According to potato expert Elizabeth Kunibe, scientists used to believe the potatoes of Alaska were brought here by European colonists. But recent genetic studies disprove that idea.
“They could tell they weren’t grown in European soils,” Kunibe said.
Rather, the Tlingit potato is related to certain South American tubers, and arrived in Southeast Alaska several hundred years ago, likely through Tlingit voyages and trade routes.
Some of the potatoes will be saved as seed for next year’s crop. (Photo by Ari Snider/KCAW)
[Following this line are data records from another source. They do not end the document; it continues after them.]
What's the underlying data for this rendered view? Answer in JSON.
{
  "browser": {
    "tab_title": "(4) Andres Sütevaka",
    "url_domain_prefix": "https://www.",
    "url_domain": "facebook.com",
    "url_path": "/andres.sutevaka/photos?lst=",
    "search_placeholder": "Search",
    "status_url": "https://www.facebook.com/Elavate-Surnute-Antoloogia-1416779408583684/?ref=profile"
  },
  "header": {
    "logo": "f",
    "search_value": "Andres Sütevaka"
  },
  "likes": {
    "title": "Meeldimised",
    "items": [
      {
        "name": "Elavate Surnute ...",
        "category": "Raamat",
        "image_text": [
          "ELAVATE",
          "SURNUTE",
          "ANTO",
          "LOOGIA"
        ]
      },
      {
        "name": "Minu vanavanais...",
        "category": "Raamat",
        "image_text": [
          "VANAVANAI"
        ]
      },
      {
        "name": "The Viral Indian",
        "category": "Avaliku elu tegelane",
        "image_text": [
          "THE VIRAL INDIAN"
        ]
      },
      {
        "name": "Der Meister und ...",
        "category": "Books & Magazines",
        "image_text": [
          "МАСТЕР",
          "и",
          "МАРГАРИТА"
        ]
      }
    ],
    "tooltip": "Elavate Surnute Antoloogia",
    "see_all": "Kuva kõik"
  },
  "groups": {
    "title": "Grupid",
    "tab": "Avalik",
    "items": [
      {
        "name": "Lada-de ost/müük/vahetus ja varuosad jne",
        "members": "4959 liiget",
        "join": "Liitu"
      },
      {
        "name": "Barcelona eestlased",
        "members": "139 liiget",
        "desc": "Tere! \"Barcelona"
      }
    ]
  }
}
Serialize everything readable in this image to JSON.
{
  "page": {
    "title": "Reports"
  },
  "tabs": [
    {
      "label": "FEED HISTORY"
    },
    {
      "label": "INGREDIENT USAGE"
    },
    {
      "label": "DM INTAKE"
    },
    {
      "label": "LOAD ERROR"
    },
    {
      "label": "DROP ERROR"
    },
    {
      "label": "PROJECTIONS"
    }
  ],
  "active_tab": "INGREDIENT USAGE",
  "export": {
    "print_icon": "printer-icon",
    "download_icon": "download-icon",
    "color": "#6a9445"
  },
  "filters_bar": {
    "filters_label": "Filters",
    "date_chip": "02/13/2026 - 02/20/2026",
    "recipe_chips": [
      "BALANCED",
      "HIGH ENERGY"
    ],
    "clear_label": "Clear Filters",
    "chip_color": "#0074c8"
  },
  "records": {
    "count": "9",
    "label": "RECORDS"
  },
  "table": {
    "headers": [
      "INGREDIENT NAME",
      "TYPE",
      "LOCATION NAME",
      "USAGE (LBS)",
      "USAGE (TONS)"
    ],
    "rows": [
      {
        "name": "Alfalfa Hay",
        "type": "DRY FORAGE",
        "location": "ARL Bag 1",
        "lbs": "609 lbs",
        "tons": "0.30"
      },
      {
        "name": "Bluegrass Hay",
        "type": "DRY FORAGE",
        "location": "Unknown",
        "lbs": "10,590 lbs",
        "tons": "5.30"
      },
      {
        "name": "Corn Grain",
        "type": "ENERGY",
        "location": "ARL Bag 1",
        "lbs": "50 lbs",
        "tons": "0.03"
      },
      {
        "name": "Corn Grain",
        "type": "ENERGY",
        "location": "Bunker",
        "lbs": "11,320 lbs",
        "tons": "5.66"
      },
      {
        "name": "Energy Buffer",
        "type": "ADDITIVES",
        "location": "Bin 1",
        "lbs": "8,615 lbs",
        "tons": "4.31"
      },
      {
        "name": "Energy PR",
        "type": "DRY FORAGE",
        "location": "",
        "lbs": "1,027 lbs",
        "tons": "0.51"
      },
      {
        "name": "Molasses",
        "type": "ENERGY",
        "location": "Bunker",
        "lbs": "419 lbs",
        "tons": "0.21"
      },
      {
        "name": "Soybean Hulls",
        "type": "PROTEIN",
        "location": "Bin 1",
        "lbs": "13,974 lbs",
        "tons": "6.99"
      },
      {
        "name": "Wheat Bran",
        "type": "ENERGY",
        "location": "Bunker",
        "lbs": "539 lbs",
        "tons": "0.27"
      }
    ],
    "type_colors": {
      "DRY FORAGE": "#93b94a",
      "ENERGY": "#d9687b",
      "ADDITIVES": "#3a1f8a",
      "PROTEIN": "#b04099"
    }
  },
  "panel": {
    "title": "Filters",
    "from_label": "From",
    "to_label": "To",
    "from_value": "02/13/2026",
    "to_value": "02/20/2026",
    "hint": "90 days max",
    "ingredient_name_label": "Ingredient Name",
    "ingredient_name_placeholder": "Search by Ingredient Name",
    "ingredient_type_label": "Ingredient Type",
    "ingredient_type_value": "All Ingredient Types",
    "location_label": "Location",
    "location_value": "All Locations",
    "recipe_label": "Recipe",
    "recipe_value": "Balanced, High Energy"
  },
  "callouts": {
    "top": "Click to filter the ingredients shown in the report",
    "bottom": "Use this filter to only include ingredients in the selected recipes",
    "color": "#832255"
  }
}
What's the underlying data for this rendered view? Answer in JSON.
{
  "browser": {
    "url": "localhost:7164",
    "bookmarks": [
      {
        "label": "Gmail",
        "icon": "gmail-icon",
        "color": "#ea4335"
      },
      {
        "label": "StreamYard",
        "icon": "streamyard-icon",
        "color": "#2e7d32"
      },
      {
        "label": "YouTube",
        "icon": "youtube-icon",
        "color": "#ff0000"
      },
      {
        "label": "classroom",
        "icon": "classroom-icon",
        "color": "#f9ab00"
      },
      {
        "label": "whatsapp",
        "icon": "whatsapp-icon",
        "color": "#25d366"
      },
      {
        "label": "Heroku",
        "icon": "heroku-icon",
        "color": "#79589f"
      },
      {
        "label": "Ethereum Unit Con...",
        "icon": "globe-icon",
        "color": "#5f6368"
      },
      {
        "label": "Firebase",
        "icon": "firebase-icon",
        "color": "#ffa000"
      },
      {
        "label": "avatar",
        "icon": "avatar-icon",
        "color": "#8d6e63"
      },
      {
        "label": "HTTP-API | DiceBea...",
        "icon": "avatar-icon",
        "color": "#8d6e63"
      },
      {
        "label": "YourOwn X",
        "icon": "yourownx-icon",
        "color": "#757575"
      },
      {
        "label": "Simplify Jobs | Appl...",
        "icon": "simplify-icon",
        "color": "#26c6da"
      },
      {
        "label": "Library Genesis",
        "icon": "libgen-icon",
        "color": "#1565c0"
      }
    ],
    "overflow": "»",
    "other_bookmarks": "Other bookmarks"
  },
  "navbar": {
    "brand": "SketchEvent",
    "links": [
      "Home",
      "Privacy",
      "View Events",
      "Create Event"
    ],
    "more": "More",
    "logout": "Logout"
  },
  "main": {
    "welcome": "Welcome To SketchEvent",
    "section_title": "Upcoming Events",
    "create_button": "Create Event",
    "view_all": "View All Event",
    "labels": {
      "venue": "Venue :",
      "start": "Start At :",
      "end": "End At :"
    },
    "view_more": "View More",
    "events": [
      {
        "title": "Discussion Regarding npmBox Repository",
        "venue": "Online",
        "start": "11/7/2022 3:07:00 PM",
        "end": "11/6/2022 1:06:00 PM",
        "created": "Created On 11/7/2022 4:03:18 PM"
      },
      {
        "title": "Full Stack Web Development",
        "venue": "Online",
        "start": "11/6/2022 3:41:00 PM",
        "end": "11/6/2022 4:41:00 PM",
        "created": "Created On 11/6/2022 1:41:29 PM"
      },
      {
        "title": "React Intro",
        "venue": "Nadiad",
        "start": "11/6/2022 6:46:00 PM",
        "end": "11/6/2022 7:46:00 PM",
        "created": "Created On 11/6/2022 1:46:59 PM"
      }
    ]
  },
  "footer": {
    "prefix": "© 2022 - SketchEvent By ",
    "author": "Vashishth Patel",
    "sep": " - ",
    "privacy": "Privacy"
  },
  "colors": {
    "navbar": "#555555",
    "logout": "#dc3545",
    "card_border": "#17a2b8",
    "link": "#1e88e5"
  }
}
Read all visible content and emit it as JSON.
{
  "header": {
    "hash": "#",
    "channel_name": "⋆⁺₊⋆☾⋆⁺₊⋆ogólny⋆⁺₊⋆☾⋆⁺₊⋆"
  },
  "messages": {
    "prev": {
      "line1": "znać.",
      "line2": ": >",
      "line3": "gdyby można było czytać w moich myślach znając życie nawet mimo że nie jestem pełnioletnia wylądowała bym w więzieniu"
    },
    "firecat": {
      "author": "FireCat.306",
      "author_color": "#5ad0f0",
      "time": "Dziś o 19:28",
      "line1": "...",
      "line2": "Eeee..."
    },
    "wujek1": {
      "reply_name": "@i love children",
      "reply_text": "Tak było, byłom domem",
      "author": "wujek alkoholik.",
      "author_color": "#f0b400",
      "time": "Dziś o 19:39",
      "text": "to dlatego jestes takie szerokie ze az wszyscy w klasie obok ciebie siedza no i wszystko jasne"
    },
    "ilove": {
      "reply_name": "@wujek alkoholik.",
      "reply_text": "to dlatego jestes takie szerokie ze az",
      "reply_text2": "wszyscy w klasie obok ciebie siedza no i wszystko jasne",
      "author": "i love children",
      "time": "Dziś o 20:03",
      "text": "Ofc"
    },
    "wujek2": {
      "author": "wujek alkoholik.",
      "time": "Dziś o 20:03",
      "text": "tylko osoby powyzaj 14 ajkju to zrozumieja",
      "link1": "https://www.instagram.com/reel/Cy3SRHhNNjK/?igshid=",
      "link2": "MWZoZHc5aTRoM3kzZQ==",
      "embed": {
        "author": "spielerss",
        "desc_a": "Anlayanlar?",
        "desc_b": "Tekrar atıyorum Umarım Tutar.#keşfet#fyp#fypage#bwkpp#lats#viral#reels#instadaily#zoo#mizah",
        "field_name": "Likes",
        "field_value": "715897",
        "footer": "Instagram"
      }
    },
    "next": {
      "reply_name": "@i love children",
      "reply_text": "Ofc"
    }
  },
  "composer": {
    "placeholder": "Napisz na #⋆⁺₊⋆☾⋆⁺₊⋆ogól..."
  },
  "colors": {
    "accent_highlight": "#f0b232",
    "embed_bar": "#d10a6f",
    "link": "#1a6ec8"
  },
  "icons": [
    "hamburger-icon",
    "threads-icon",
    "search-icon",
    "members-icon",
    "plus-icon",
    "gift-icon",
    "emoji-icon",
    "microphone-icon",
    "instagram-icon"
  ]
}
While this revelation may have been new to the scientific world, it was already common knowledge within the Native communities of Southeast. Tammy Young, cultural resources coordinator at Sitka Tribe of Alaska, says oral histories tell of long voyages to the south in which the Tlingit would have come into contact with other Native people growing or trading these foreign potatoes.
“We’re told that they could be part of a story that is told through the Kaagwaantaan Clan,” Young said. “They have a story where canoes went down, all along the coastline, all the way down as far as they could go.”
Young has been involved with the potato project since the start. In addition to carrying on a tradition, she sees cultivating potatoes as one way for the Tribe to fight food insecurity.
“The long term goal is addressing food security,” Young said. “So we hope that as we gather, that people are taking potatoes and keeping them to plant in their own garden.”
Last year they harvested about 90 pounds, most of which was distributed through the Tribe’s food pantry. This year, Young is hoping for more.
With about 20 volunteer gardeners, the work is going quickly. Soon they fill four five gallon buckets with the narrow, knobbly taters.
When the harvest is over, David Kanosh shares the story of the Tlingit who returned to Southeast with new crops from the South .
“And then they became known as S’íxkáxhweidí, those who keep gardens,” Kanosh said. “So as much as we call ourselves the people of the tide, because much of our food was found in the water and at the tide level, we also had gardens. S’íxkáxhweidí, the ones who keep gardens. Even in my village of Angoon, our fish camp, of our family and of our clan, still has potatoes.”
While most of the potatoes harvested today will end up on a dinner plate, some will be stored through the winter as seed for next spring, when a centuries-old gardening tradition begins another season.